Bao, Xia (U. of Calgary) | Chen, Zhangxin John (University of Calgary) | Wei, Yizheng (University of Calgary) | Dong, Chao Charlie (U. of Calgary) | Sun, Jian (U. of Calgary) | Deng, Hui (U. of Calgary) | Yu, Song (University of Calgary)
Optimization of Steam Assisted Gravity Drainage (SAGD) remains a major concern in Surmont leases (an Athabasca oil sands deposit located in northeastern Alberta, Canada) due to the extensive presence of top gas and top water zones over the bitumen. Observation well data has detected the pressure communication between the SAGD steam chamber and overlying thief zones. Maintaining the steam chamber pressure is very difficult due to these thief zone interactions.
Previous numerical simulations, laboratory experiments and field production data have demonstrated that the overlying top water and gas thief zones have a detrimental effect on the SAGD process. Oil production and steam oil ratios tend to decrease as the depletion of top gas continues.
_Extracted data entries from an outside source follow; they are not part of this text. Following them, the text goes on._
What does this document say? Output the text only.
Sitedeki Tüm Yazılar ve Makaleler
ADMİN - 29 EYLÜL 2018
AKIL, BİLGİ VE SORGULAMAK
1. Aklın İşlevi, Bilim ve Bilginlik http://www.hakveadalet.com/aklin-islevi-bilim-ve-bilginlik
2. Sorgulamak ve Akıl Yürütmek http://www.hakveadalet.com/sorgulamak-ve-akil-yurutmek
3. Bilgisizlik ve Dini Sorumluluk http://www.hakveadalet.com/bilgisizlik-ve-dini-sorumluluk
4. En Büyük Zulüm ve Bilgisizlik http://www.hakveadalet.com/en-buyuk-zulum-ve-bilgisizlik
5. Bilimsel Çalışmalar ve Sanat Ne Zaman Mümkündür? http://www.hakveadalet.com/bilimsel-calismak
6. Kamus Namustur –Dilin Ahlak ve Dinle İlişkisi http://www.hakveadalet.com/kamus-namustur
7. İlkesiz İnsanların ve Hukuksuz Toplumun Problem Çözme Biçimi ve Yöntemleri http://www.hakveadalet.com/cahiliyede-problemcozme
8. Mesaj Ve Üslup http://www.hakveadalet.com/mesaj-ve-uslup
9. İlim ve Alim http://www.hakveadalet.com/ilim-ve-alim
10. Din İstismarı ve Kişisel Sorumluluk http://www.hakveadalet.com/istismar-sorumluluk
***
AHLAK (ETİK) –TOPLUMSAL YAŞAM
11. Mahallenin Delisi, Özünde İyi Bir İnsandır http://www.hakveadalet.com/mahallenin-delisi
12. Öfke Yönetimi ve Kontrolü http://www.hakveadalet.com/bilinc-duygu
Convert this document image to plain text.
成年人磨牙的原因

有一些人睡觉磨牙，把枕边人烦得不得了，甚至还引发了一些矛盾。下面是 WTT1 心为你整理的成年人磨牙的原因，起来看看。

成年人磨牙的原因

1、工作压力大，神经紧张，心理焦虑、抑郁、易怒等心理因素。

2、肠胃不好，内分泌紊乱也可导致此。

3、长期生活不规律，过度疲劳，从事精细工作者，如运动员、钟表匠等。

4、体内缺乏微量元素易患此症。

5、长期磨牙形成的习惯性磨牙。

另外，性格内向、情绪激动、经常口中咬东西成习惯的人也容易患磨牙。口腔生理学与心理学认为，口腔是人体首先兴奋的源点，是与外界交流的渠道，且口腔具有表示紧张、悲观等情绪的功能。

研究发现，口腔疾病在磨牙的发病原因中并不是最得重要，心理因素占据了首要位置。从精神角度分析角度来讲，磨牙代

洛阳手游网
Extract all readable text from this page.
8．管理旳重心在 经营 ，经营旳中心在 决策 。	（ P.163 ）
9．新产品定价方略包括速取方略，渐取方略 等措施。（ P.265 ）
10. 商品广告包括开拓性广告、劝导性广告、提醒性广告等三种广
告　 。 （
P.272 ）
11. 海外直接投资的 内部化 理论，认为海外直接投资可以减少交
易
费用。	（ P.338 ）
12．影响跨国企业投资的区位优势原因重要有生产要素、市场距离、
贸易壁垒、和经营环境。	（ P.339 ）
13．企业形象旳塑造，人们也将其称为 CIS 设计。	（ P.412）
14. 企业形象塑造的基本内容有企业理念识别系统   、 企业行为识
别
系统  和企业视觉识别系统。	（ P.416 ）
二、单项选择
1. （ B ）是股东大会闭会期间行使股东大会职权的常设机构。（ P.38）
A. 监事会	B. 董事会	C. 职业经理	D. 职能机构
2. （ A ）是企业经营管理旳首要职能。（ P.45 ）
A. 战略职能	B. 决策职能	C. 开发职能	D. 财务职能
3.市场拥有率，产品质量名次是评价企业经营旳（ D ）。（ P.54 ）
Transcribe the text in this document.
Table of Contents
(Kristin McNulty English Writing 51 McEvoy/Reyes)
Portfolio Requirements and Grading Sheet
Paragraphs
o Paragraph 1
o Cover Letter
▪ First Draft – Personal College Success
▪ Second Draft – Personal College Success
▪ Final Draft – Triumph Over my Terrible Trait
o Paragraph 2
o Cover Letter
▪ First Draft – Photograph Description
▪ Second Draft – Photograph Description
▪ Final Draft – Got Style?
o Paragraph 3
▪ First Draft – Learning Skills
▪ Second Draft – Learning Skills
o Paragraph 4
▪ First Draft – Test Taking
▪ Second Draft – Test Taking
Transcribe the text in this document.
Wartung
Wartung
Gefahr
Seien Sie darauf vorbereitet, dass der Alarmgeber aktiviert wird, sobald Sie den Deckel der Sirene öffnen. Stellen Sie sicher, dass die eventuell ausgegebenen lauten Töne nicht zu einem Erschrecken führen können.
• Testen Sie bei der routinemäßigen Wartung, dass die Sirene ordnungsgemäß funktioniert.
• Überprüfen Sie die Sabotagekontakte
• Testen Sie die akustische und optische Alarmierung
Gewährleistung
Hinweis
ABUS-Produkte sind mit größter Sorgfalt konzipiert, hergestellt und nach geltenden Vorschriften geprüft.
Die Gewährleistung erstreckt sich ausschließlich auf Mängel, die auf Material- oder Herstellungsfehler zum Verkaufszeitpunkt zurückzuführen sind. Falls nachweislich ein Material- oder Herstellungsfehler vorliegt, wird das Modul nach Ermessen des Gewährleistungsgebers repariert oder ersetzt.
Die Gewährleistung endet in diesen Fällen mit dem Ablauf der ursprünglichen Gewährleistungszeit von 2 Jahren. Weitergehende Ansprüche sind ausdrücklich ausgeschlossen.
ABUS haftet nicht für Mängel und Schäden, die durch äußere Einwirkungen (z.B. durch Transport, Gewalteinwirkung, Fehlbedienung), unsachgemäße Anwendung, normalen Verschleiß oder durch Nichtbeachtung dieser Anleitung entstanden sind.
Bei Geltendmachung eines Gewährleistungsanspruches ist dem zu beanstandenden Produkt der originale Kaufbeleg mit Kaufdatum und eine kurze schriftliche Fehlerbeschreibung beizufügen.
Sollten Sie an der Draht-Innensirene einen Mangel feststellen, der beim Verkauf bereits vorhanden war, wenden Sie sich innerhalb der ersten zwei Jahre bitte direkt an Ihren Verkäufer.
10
Also, the heat loss to the overlying thief zone will be more significant when the top water zones are present. However, an optimal operating strategy for the full field scale SAGD process with both top gas and top water remains uncertain. In addition, a detailed investigation of the impact of top gas and water thief zones on SAGD performance provides the basis in calibration of geostatistical and flow models for commercial phase planning and forecasting.
The objective of this paper is to construct numerical flow simulation of a Surmont pilot using a well-defined 3D geostatistical model to determine the impact of the top thief zones on bitumen recovery. The focus of the study will be on three horizontal well pairs plus 15 vertical observation wells at the McMurray formation. The stochastic geostatistical model is to build a representation of the McMurray geology that honors the deposition structure, facies proportions, reservoir characteristics and petrophysical properties. Structural tops are interpreted from well logs and porosity-permeability relationships established from quantitative log analysis and core-log calibration. The facies-based log-derived porosity, permeability, shale volume and water saturation are populated into a grid block by Sequential Gaussian Simulation (SGS) in the petrophysical modeling process. Then a static model is upscaled to coarse simulation grids, and a submodel for each single well pair is extracted for the purpose of history match in STARSTM simulator. Reasonable history match of oil and water rates has been achieved by calibrating this static model with the field production data. The steam chamber pressure and temperature profile from the numerical model has been conformed to the field data from the observation wells. Optimization of cumulative steam oil ratios (cSOR) by varying injection pressure and the steam trap control with the top thief zones has been investigated in great detail.
In conclusion, SAGD performance is dominantly controlled by geological heterogeneity, completion and operation constrains, and steam chamber pressure variations. Finally, integrated optimization strategies have been developed and tested on a full field-based heterogeneous simulation model.